Disney’s agreement with Hulu
The Walt Disney Company (DIS) continues to make its content available on streaming platforms such as Hulu. Disney is an equal stakeholder in Hulu, along with 21st Century Fox (FOXA) and Comcast (CMCSA). Earlier this year, Time Warner (TWX) bought a 10% stake in Hulu. According to a Variety report from November 1, Hulu entered into a content licensing agreement with 21st Century Fox and Disney for around 35 television networks, including Disney’s ESPN. The content will be available on Hulu’s online television service.
Hulu plans to launch an online television service in 1Q17. As viewers, particularly Millennials, increasingly prefer to watch content online, Disney is trying to take advantage of this trend. In an earlier earnings call, Disney stated that it believes its significant intellectual property gives it an opportunity to offer a direct-to-consumer product. For Disney, it’s still not an easy decision to go direct-to-consumer.

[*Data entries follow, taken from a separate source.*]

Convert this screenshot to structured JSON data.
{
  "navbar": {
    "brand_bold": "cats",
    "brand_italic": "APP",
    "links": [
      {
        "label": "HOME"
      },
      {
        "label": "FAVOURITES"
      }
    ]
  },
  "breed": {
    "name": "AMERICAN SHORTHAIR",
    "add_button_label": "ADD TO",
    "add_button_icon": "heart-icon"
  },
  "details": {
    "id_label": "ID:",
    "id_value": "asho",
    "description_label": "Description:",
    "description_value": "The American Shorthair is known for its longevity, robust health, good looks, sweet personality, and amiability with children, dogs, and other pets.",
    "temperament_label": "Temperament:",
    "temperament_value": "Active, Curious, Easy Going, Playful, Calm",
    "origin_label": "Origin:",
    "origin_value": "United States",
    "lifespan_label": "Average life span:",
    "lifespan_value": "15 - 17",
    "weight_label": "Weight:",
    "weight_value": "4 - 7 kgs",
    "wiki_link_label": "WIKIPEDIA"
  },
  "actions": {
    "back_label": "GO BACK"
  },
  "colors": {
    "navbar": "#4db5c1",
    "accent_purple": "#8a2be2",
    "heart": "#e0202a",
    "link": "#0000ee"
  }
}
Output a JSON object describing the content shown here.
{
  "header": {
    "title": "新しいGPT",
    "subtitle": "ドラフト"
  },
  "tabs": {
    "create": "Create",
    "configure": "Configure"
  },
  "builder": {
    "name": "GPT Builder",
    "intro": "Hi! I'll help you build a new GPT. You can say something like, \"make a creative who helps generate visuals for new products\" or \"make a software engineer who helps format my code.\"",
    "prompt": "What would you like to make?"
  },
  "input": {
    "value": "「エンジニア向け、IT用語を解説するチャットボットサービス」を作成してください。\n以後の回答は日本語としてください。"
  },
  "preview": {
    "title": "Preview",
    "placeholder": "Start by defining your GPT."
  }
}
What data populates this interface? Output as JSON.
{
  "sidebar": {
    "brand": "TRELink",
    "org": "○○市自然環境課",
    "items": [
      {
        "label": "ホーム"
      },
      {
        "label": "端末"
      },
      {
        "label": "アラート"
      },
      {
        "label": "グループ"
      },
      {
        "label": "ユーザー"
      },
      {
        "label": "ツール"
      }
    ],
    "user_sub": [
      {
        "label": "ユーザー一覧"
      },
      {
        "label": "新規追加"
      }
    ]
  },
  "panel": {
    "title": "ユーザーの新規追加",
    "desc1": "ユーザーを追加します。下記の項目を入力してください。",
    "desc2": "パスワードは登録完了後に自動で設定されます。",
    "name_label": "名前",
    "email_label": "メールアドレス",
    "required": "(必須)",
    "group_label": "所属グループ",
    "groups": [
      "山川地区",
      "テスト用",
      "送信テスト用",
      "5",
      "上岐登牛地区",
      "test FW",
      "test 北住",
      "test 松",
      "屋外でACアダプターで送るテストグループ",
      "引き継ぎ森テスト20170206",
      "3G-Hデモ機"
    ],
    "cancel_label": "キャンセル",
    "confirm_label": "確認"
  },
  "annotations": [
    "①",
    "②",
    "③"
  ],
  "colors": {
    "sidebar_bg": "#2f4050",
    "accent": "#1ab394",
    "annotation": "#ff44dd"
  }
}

It must make the technological arrangements as well as consider its content distribution agreements with its current distributors.
Rising trend of online television services
As the popularity of streaming services such as Netflix (NFLX) grows, viewers are watching more and more content online. It is cheaper to watch content online—for a viewer, a cable bill could be around $100 or more each month, while a basic plan for Netflix costs only around $8 each month.
According to a Digitalsmiths 2Q16 video trends report, and as the chart above shows, Netflix leads the OTT (over-the-top) market with a share of around 54%, followed by Amazon (AMZN) with a 24% market share. Hulu, Time Warner’s (TWX) HBO Now, and Shomi are smaller players in this market. However, with Hulu’s proposed online television service, the streaming market could be set for an upheaval.